Das Oberlandesgericht Zweibrücken (OLG) hat in einem Beschluss entschieden, dass der Vergleich des Vorgehens Israels in Palästina mit dem NS-Regime im konkreten Zusammenhang nicht grundsätzlich strafbar ist. Nach Auffassung des Gerichts ist der Straftatbestand der Verwendung von Kennzeichen verfassungswidriger Organisationen nicht erfüllt, wenn NS-Symbole zur Kritik an den Methoden des Staates Israel verwendet werden und dabei zugleich eine klare Distanzierung oder Verurteilung des NS-Unrechts erkennbar wird. (Beschluss vom 24.06.2026 – 1 ORs 3 SRs)
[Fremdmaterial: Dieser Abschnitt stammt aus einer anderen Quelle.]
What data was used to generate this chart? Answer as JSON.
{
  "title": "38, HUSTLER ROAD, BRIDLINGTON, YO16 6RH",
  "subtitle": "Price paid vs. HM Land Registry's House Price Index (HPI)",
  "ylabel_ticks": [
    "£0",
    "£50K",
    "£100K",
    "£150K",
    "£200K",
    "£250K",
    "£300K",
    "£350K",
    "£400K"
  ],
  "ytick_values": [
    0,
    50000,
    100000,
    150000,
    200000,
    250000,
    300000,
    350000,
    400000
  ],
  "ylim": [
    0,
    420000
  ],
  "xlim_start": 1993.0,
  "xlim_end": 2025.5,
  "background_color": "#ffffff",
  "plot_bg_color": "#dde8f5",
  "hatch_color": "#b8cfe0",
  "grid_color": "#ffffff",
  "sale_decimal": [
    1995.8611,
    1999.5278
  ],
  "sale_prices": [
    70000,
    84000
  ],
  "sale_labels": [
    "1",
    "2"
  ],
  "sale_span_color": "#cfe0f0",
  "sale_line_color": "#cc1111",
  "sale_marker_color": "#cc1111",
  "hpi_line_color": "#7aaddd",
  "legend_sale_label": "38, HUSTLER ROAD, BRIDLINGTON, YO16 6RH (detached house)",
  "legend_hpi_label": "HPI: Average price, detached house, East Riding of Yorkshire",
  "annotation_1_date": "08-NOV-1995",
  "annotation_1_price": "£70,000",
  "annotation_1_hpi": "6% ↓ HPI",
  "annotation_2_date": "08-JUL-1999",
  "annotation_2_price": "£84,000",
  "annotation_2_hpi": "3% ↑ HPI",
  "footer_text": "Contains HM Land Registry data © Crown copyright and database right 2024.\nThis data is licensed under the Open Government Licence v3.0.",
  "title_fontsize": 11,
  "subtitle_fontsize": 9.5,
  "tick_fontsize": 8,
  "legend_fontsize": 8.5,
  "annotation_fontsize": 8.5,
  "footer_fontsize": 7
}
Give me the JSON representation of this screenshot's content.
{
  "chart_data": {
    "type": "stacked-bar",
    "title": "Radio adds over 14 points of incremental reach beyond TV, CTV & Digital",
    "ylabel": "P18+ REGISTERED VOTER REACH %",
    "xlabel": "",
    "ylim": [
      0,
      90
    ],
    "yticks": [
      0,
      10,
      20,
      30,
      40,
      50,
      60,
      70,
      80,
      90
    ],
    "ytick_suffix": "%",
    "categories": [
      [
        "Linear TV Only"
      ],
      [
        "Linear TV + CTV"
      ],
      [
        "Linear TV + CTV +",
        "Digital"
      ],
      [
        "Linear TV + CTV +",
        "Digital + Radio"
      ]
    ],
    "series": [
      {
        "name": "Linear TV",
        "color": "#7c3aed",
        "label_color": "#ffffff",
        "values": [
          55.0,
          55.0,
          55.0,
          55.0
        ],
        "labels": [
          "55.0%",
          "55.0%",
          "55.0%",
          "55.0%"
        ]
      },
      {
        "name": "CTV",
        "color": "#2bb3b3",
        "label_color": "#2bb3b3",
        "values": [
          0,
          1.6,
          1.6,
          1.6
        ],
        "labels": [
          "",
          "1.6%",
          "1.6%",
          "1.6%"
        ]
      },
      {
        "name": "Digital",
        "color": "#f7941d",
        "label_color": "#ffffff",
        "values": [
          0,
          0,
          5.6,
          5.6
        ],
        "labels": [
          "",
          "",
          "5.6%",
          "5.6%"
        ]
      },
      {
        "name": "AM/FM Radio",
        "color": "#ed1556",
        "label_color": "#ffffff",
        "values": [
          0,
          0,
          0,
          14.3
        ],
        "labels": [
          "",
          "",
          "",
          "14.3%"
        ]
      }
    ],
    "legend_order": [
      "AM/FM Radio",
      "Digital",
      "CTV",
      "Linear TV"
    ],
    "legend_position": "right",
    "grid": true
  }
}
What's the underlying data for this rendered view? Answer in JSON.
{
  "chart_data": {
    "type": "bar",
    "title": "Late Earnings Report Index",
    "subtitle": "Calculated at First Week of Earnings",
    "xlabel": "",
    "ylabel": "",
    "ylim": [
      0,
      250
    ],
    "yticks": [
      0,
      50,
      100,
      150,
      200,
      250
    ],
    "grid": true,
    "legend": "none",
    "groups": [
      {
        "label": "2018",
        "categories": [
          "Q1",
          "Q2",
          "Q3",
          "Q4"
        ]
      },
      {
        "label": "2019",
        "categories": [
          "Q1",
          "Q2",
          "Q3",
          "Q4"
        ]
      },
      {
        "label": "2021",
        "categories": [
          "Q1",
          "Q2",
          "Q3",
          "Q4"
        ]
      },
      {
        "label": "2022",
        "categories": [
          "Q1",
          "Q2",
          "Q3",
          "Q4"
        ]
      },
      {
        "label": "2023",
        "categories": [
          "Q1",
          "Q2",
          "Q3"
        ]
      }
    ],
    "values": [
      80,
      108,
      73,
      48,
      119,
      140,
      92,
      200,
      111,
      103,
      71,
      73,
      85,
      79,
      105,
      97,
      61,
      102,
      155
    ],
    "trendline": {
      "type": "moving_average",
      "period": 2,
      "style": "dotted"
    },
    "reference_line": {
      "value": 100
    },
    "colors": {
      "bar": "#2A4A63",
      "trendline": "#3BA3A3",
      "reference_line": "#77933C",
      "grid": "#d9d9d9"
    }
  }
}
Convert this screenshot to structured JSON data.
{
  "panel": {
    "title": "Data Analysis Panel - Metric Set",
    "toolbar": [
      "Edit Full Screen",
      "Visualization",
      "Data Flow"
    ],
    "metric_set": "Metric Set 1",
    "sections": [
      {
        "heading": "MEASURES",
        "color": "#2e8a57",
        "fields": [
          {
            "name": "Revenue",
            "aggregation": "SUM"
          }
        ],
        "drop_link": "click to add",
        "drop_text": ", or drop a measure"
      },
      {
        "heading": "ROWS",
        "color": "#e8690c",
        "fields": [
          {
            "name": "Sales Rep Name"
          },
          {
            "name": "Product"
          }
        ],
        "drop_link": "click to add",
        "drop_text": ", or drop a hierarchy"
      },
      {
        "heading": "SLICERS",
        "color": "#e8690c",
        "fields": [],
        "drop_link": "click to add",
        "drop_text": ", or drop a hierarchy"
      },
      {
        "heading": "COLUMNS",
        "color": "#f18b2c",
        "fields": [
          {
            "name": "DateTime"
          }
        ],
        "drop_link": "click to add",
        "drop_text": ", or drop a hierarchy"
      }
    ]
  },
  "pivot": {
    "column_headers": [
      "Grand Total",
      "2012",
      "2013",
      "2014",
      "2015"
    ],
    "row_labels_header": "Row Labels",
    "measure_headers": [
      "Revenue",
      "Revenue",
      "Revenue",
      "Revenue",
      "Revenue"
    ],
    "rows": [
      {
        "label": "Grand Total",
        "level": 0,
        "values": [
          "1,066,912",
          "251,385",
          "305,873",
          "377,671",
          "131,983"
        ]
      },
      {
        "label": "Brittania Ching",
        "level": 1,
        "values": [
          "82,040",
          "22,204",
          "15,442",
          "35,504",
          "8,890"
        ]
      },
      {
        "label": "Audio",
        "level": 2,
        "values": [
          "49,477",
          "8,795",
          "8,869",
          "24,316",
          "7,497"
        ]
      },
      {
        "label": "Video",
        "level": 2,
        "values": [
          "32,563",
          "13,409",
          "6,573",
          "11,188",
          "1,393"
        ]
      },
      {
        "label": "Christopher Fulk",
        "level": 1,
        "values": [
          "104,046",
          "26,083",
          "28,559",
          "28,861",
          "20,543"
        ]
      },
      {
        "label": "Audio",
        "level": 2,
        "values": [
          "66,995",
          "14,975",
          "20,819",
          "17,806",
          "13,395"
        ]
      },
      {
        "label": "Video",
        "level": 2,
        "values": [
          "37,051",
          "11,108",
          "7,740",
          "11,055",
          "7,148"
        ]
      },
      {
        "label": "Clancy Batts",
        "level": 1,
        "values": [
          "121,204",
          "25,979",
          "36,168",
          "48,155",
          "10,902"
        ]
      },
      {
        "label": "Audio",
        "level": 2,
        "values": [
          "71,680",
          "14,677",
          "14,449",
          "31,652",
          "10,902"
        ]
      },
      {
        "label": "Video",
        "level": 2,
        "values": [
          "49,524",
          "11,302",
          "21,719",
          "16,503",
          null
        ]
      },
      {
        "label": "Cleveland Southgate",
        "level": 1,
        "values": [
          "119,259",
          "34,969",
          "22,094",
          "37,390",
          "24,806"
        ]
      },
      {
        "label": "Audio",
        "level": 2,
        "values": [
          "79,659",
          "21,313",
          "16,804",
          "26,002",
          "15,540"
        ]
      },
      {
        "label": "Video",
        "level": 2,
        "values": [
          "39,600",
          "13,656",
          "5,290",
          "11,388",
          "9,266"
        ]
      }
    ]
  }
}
Auch das Rechtsportal „beck-online“ sowie mehrere Medien berichteten darüber.
Ausgangspunkt des Verfahrens war eine Instagram-Nutzerin, die in mehreren Beiträgen das Vorgehen Israels gegen die Palästinenser mit Methoden des NS-Regimes verglichen und dabei unter anderem ein Hakenkreuz und die NSDAP-Flagge verwendet hatte. In einer ihrer Stories war eine Mauer mit einem Davidstern zu sehen, in dessen Mitte ein Hakenkreuz abgebildet war. Von der Mauer aus schossen Soldaten in den ummauerten Bereich, während Blut unter den Mauern hervorfloss. Dazu verwendete die Nutzerin die Hashtags „#freepalestine“ und „#gazaunderattack“.
Anfang Mai hatte das Amtsgericht Ludwigshafen die Frau wegen der Verwendung von Kennzeichen verfassungswidriger Organisationen in zwei Fällen zu einer Geldstrafe von insgesamt 2.400 Euro verurteilt (4c Cs 6 Js 959/24). Auf die Revision der Angeklagten hob das OLG Zweibrücken die Entscheidung auf und verwies dabei auf die Meinungsfreiheit. Das Gericht stellte klar, dass die Verwendung verfassungswidriger Kennzeichen in einem Kontext, der eindeutig auf Ablehnung, Kritik oder eine abwertende Darstellung nationalsozialistischer Werte abzielt, nicht strafbar ist.
Auch eine Strafbarkeit wegen Volksverhetzung nach § 130 StGB sah das OLG nicht als gegeben an. Entscheidend sei, dass die Äußerungen weder NS-Verbrechen verharmlosten noch zu Rechtsbrüchen oder Gewalt aufriefen.